Plainly, the post-conviction court employed the Strickland analysis as the "seminal and controlling case" with regard to these issues and found Brock's trial counsel to be a "seasoned and experienced" counsel. Id. at 1 & 3. Judge Martin's determination, supported by the record, that the attorney's actions involved reasonable tactical decisions and that Brock had failed to show prejudice were not an unreasonable application of the law and facts and are presumed correct. The Court finds no basis to overturn the post-conviction court's decisions.
II. Inconsistent Verdicts
Brock contends that his acquittal for distribution of cocaine was inconsistent with his conviction for possession of cocaine with intent to distribute. Respondents argue that Brock does not specify what federal constitutional right was violated by the trial court.
Inconsistent verdicts generally provide no basis for relief as long as the conviction is supported by sufficient evidence. See Hess v. Medlock, 820 F.2d 1368, 1374-75 (4th Cir. 1987) (citing United States v. Powell, 469 U.S. 57, 66 (1984)); Cortis v. Kenney, 995 F.2d 838, 841 (8th Cir. 1993) ("Although symmetry of results may be intellectually satisfying, ' it is not constitutionally required." (quoting Standefer v. United States, 47 U.S. 10, 25 (1980))); see also Dunn v. United States, 284 U.S. 390, 399 (1932); United States v. Thomas, 900 F.2d 37, 40 (4th Cir. 1990). There exists no inconsistency in the jury's verdict here. Indeed, as noted by the Court of Special Appeal of Maryland on direct appeal, the jury could have concluded that the evidence did not establish that Brock actually distributed cocaine, but "that the amount of cocaine recovered from him at the time of his arrest was of sufficient quantity and circumstance to [reasonably] indicate an intent to distribute it." Sept. 14, 2009 Order; Brock, No. 2177, slip op. at 7. Brock's claim provides no basis for habeas relief under 28 U.S.C. § 2254(d).

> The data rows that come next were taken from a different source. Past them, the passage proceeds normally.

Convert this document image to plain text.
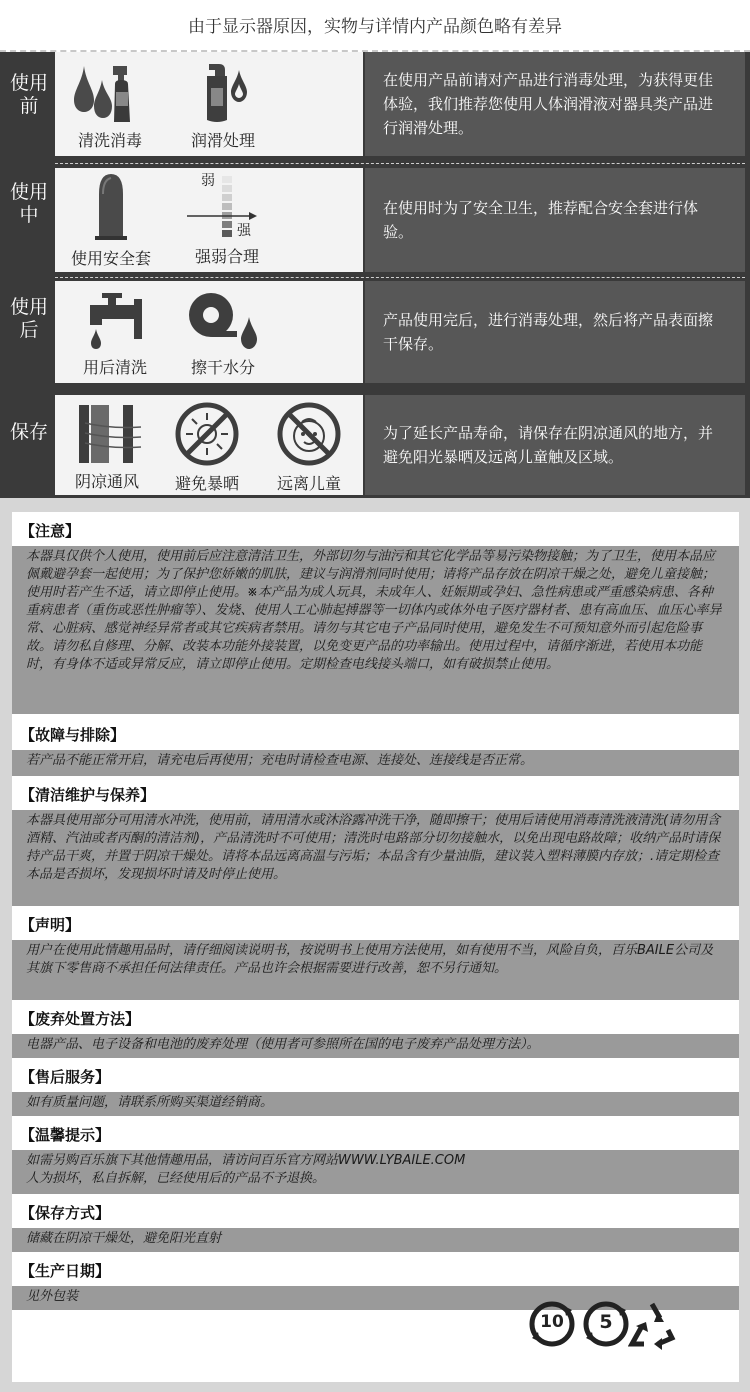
由于显示器原因，实物与详情内产品颜色略有差异
使用前
清洗消毒	润滑处理
在使用产品前请对产品进行消毒处理，为获得更佳体验，我们推荐您使用人体润滑液对器具类产品进行润滑处理。
使用中
使用安全套
弱
强
强弱合理
在使用时为了安全卫生，推荐配合安全套进行体验。
使用后
用后清洗	擦干水分
产品使用完后，进行消毒处理，然后将产品表面擦干保存。
保存
阴凉通风	避免暴晒	远离儿童
为了延长产品寿命，请保存在阴凉通风的地方，并避免阳光暴晒及远离儿童触及区域。
【注意】
本器具仅供个人使用，使用前后应注意清洁卫生，外部切勿与油污和其它化学品等易污染物接触；为了卫生，使用本品应佩戴避孕套一起使用；为了保护您娇嫩的肌肤，建议与润滑剂同时使用；请将产品存放在阴凉干燥之处，避免儿童接触；使用时若产生不适，请立即停止使用。※本产品为成人玩具，未成年人、妊娠期或孕妇、急性病患或严重感染病患、各种重病患者（重伤或恶性肿瘤等）、发烧、使用人工心肺起搏器等一切体内或体外电子医疗器材者、患有高血压、血压心率异常、心脏病、感觉神经异常者或其它疾病者禁用。请勿与其它电子产品同时使用，避免发生不可预知意外而引起危险事故。请勿私自修理、分解、改装本功能外接装置，以免变更产品的功率输出。使用过程中，请循序渐进，若使用本功能时，有身体不适或异常反应，请立即停止使用。定期检查电线接头端口，如有破损禁止使用。
【故障与排除】
若产品不能正常开启，请充电后再使用；充电时请检查电源、连接处、连接线是否正常。
【清洁维护与保养】
本器具使用部分可用清水冲洗，使用前，请用清水或沐浴露冲洗干净，随即擦干；使用后请使用消毒清洗液清洗(请勿用含酒精、汽油或者丙酮的清洁剂)，产品清洗时不可使用；清洗时电路部分切勿接触水，以免出现电路故障；收纳产品时请保持产品干爽，并置于阴凉干燥处。请将本品远离高温与污垢；本品含有少量油脂，建议装入塑料薄膜内存放；.请定期检查本品是否损坏，发现损坏时请及时停止使用。
【声明】
用户在使用此情趣用品时，请仔细阅读说明书，按说明书上使用方法使用，如有使用不当，风险自负，百乐BAILE公司及其旗下零售商不承担任何法律责任。产品也许会根据需要进行改善，恕不另行通知。
【废弃处置方法】
电器产品、电子设备和电池的废弃处理（使用者可参照所在国的电子废弃产品处理方法）。
【售后服务】
如有质量问题，请联系所购买渠道经销商。
【温馨提示】
如需另购百乐旗下其他情趣用品，请访问百乐官方网站WWW.LYBAILE.COM
人为损坏，私自拆解，已经使用后的产品不予退换。
【保存方式】
储藏在阴凉干燥处，避免阳光直射
【生产日期】
见外包装
10	5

In light of the rulings of the court, Brock's petition for habeas corpus relief will be denied, and this case will be dismissed by separate Order. When a district court dismisses a habeas petition, a certificate of appealability may issue "only if the applicant has made a substantial showing of the denial of a constitutional right." 28 U.S.C. § 2253(c)(2). When the district court denies relief on the merits, a prisoner satisfies this standard by demonstrating that reasonable jurists would find that the district court's assessment of the constitutional claims is debatable or wrong. Slack v. McDaniel, 529 U.S. 473, 484 (2000); see Miller-El v. Cockrell, 537 U.S. 322, 336-38, (2003). Brock does not satisfy, this standard, and the court declines to issue a certificate of appealability. A separate Order follows.